The focus was always on maintaining a balance between challenging Rick and allowing for a sense of success. This balance became very important in maintaining his engagement in the intervention. For example, we began using a Plan B template but increased the tempo to 60bpm (beats-per-minute) from 54bpm given Rick’s 84% early hit rate on the LFA pre-test. He experienced early success at this tempo, which became very important in managing his level of frustration with his performance early in the intervention. We maintained the tempo at 60bpm until the 5th session where we decreased it to 50bpm. This proved challenging for Rick; however, over the next few sessions he adjusted to the new tempo. On the 7th session we increased the difficulty level 150 to 100 while maintaining the tempo at 50bpm and by the 9th and 10th sessions we began to introduce lower extremity tasks with the difficulty level at 100 while increasing the difficulty level to auto difficulty for hand-related tasks. At the 10th session Rick attained a new record SRO% (super right on) score and continued to show improvement.

Rick continued to make slow but steady adjustments as we moved him through the protocol increasing the level of challenge. At the 12th session, although he found it difficult to switch between feet, he noticed that he no longer required the use of a chair as support to perform the foot exercise. During the 13th session, he attained a new record for SRO% and bursts for both hands. Rick showed significant improvements by the interim LFA (15th session) and at his 21st session he attained his very first burst with the Both Heels tasks.

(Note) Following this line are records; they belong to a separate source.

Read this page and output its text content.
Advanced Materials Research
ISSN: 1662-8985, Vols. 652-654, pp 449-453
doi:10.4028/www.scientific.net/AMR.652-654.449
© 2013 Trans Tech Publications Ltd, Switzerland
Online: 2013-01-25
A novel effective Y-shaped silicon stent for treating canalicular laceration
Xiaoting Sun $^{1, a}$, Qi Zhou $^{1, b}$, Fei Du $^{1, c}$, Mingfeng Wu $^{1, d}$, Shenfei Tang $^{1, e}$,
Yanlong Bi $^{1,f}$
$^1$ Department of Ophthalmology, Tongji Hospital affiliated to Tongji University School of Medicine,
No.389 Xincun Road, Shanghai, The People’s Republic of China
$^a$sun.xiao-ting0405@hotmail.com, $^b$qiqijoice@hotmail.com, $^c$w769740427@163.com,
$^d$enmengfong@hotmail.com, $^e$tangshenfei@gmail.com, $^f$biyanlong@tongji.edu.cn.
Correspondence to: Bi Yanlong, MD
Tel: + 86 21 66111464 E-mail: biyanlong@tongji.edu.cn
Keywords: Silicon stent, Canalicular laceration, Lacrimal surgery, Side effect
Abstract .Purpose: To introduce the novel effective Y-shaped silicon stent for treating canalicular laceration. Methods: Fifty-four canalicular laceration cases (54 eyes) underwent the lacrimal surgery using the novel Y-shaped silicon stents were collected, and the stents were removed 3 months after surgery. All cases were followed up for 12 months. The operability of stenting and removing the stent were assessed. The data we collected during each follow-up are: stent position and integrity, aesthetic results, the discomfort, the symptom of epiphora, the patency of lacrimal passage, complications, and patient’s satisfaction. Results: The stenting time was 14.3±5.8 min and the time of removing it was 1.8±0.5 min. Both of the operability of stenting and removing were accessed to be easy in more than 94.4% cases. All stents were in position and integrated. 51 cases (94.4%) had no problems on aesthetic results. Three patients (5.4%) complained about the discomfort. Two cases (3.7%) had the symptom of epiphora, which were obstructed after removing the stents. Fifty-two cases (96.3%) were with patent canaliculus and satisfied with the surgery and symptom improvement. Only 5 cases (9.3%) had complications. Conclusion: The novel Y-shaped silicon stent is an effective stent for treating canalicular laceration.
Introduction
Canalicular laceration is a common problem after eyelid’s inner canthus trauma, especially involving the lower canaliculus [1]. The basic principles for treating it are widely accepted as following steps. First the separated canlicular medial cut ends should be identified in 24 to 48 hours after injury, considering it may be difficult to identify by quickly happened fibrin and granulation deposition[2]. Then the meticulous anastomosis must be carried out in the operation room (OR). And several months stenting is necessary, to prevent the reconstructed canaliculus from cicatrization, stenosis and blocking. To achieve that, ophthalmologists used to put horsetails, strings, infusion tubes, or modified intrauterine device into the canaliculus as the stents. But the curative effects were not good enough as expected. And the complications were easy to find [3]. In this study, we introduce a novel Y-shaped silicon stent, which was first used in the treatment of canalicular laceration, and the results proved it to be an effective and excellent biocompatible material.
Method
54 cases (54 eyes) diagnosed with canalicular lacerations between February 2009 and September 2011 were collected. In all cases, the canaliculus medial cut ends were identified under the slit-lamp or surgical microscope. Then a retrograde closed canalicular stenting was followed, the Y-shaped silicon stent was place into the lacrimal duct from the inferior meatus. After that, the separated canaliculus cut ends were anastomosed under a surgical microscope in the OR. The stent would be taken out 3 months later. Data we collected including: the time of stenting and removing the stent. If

After IM, Rick reported improvement in memory recall, organizational skills, and in coping skills. Further, Rick reported a marked increase in concentration/focus. He also reported significant improvement in his retention and recall after lectures and reading, an increase in fluency, and in speed when reading during exams and when answering questions. Rick has seen a reduction in the time required to complete tests and that his mind flowed smoother and felt sharper in social settings.

According to IM rating scales, Rick indicated 40% gains in frustration tolerance, initiation of reading and reading comprehension, diminished sensitivity to touch and to particular foods and in overall organization.

As we translate the above self-report to actual IM performance measures we see that Rick’s initial LFA revealed several noteworthy scores. Performance on numerous tasks scored in the below-average range, while two tasks revealed performances in the severe to extreme deficiency range. The significant early hit rate was consistent with impairment in impulse control. Rick’s pattern of deficiency at right hand/toe-related tasks was indicative of residual hemiparesis from his left hemispheric stroke. This along with Rick’s abnormal gait would also explain his loss of balance as well as his extreme deficiency score in the Both Heels task. His unadjusted score was 110.9 MS (millisecond), with 84.4% of hits being early and 15.6% being late. Rick demonstrated a fairly significant right/left side difference and experienced some difficulty with tasks requiring movement of the lower extremities. At interim LFA, his total unadjusted score improved to 53.6 MS.

By the end of the intervention, Rick posted moderate gains. His post-LFA performance revealed a total unadjusted score of 47.9 MS with a 70.3% early hit rate and 29.7% late hit rate. The right/left side difference was negligible at 40.7 MS and 39.7 MS respectively.

His “percentage within 15 MS” scores improved from 6.7% (pre) to 20.7% (interim) to 23.3% (post). Rick’s total number of IAR (in a row) bursts improved from 0 (pre) to 2 (interim) to 4 (post). In addition, Rick produced a consistent increase in short-form SRO% and a lowered task average. Indications are that with increased sessions Rick would continue to improve.